Les concurrents ont pu profiter de magnifiques conditions, avec de belles glissades sous spi dans une bise bien établie. Robin Christol, à bord de Primeo Énergie, confiait avoir peu dormi lors de la première nuit. L’équipage a toutefois pu rattraper un peu de sommeil en matinée, lors de la descente vers Genève. « On voit que les locaux s’en sortent généralement mieux, mais nous nous en sortons bien. Nous avons atteint des pointes à 9 nœuds, les conditions sont magnifiques et nous avons pu nous reposer à tour de rôle. » Malgré leur connaissance limitée du Léman, Robin Christol et Marc Mallaret réalisent une belle course et menaient le peloton principal en cette fin de journée.
Tobias Wyss, de Luc Voile 2, 14e vers 18 h, a évoqué quelques choix tactiques peu payants durant la nuit : « Mais nous nous sommes refaits au Bouveret et avons réussi à recoller au paquet principal. »
L’équipage féminin d’ITOLS, pointé à la dixième place aux alentours de 18 h, a lui aussi connu quelques péripéties dans la matinée. Thaïs Armagnat raconte : « Après un réveil express pour aider Charlotte à envoyer un spi, je perds l’équilibre et me retrouve suspendue à l’extérieur du bateau, sans pouvoir remonter. Charlotte m’a rapidement récupérée et j’ai réussi à ne presque pas me mouiller… »

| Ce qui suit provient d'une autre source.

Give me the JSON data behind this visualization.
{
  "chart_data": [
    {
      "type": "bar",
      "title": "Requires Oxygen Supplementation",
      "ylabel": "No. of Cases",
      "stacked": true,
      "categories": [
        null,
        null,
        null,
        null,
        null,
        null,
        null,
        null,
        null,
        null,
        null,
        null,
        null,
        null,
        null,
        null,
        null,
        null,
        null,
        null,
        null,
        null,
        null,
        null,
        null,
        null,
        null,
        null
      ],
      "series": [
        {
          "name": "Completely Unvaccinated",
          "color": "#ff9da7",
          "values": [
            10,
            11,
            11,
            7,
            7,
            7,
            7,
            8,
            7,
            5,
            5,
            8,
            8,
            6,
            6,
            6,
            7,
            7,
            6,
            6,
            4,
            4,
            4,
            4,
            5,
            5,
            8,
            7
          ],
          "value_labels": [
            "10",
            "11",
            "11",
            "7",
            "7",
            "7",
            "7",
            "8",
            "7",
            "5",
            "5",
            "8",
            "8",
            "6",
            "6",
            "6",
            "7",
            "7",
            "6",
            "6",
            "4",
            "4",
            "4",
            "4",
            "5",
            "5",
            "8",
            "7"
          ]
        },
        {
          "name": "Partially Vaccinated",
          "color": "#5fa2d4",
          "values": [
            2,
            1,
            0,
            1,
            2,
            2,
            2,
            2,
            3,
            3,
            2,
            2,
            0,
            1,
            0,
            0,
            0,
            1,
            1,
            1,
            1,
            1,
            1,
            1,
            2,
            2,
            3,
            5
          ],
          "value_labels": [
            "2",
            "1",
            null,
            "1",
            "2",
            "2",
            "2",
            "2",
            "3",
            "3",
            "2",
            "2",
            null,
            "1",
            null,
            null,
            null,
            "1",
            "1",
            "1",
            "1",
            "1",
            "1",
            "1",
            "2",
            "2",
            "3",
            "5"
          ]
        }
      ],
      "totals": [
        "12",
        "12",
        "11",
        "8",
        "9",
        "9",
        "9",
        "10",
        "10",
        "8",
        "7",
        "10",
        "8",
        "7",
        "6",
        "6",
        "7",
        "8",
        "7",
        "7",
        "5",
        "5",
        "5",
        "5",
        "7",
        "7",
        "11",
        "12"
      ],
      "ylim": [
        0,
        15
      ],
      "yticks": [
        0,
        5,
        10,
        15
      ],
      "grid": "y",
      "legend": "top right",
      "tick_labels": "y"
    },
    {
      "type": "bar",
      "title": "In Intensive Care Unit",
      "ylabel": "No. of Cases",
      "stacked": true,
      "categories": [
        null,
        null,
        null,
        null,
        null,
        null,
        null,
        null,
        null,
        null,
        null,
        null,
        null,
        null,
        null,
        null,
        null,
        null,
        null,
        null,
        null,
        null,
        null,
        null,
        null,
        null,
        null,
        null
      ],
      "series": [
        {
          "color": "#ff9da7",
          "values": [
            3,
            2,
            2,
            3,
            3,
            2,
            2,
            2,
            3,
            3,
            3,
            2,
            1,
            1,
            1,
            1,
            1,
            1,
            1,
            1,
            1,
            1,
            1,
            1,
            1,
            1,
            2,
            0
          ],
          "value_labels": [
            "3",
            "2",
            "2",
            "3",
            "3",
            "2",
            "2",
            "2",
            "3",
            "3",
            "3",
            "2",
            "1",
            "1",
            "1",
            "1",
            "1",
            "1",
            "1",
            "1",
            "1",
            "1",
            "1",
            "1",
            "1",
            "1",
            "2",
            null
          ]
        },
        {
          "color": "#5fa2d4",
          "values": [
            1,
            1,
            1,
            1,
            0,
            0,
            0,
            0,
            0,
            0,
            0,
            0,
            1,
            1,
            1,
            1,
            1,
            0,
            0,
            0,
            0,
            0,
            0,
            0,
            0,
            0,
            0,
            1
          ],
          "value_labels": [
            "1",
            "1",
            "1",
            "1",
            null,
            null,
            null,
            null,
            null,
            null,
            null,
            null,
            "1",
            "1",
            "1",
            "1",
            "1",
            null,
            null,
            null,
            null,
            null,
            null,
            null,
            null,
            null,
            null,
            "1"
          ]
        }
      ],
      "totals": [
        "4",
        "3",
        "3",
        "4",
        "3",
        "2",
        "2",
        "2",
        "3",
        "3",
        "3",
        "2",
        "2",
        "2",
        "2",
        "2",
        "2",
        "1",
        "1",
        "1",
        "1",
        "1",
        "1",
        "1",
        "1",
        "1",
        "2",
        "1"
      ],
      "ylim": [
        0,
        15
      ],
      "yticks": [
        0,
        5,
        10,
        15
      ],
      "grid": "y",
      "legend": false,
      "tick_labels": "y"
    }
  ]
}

Tous les équipages cherchent désormais à trouver leur rythme au moment d’aborder la deuxième nuit de course. Après la baisse des thermiques, la bise devrait à nouveau bien s’installer sur une grande partie du plan d’eau. En fin de journée, cinq bateaux se trouvaient encore dans le Petit-Lac.
Tout porte à croire qu’un deuxième tour sera bouclé durant la nuit. Le passage du Bouveret restera, quoi qu’il en soit, un moment clé de la course, qu’il faudra suivre avec attention.